By BENNETT HALL
Gazette-Times reporter
It’s the first affiliate in Oregonof the Physicians for a National Health Program
Local doctors are coming together to form the first Oregon affiliate of a national health care reform organization.
The Corvallis chapter of Physicians for a National Health Program was announced at a gathering of about 100 local health care advocates Thursday evening at Grace Lutheran Church.
“The reception was pretty good,” said Dr. Mike Huntington, a retired radiation oncologist and one of the chapter’s founding members. “I think we’ll have a pretty good momentum starting now.”
PNHP joins several like-minded organizations in Corvallis, which has emerged as an Oregon hotbed of the national health care reform movement, with an estimated 200 citizen activists pushing for change.
There are at least two homegrown outfits agitating for improvements in the system, Mid-Valley Health Care Advocates and the Interfaith Health Care Network. And Corvallis boasts local chapters of two statewide reform groups, the Archimedes Movement and Health Care for All Oregon.
Headquartered in Chicago, Physicians for a National Health Program was launched in 1987 to push for a universal health insurance plan in the United States. The group currently has about 15,000 members, many of them doctors, including about 260 in Oregon.

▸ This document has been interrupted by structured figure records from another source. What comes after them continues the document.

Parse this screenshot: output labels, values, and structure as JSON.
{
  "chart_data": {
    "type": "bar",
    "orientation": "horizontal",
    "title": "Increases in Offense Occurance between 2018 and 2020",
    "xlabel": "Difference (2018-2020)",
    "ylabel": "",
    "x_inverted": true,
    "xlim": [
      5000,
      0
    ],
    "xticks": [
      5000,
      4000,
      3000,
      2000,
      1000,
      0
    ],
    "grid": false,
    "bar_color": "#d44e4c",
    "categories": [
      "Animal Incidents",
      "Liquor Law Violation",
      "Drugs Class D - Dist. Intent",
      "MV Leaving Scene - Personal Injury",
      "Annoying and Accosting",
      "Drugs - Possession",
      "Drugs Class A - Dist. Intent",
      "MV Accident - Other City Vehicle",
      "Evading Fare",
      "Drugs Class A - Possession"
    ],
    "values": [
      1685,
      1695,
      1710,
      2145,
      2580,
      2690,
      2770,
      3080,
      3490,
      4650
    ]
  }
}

The organization has endorsed House Resolution 676, the Conyers-Kucinich U.S. National Health Insurance Act, which would provide government medical coverage for all Americans.
The Corvallis chapter arose out of a group of a dozen or so local doctors who have been meeting for about a year to discuss ways to improve the current system of health care delivery in this country, which they regard as deeply flawed.
That group called itself PASHION (for Physician Advocates for Sensible Healthcare in Oregon and the Nation), and Huntington was one of the core members, along with emergency room physician Paul Hochfeld, internist Cosimo Storniolo and others.
At its last meeting Dec. 5, the group voted to reorganize as a chapter of Physicians for a National Health Program and invite other Oregonians — both medical professionals and others — to join the cause.
Huntington said the chapter would be based in Corvallis for now but might move its base of operations elsewhere, depending on where the membership is concentrated.
“I think we’ll have quite a few people coming out to be members of this Oregon chapter,” Huntington said.
For now the fledgling PNHP chapter will follow PASHION’s practice of meeting at 7 a.m. on the first and third Wednesday of each month in the Ringo Conference Room at Good Samaritan Regional Medical Center. Evening meetings will be scheduled later.
Huntington said the new chapter plans to speak to civic groups, hold public forums and find other ways to spread its message of support for national health coverage. Ultimately, it hopes to win the backing of state legislators.
Politicians “will follow a groundswell in general,” Huntington said, “and that’s what we want to create.”
Anyone interested in joining the Oregon chapter of Physicians for a National Health Program can contact Dr. Mike Huntington at 745-5635 or mchuntington@comcast.net.
Free documentary
The Darkside Cinema, 215 S.W. Fourth St., is hosting a free prerelease screening of “Our Ailing Health Care” at 7:30 p.m. Monday. The film, a work in progress by local emergency room physician Paul Hochfeld, features interviews with health care reform advocates such as former Oregon Gov. John Kitzhaber and Dr. Marcia Angell, a past editor of the New England Journal of Medicine. A discussion will follow the showing as Hochfeld solicits suggestions for improving the documentary prior to release.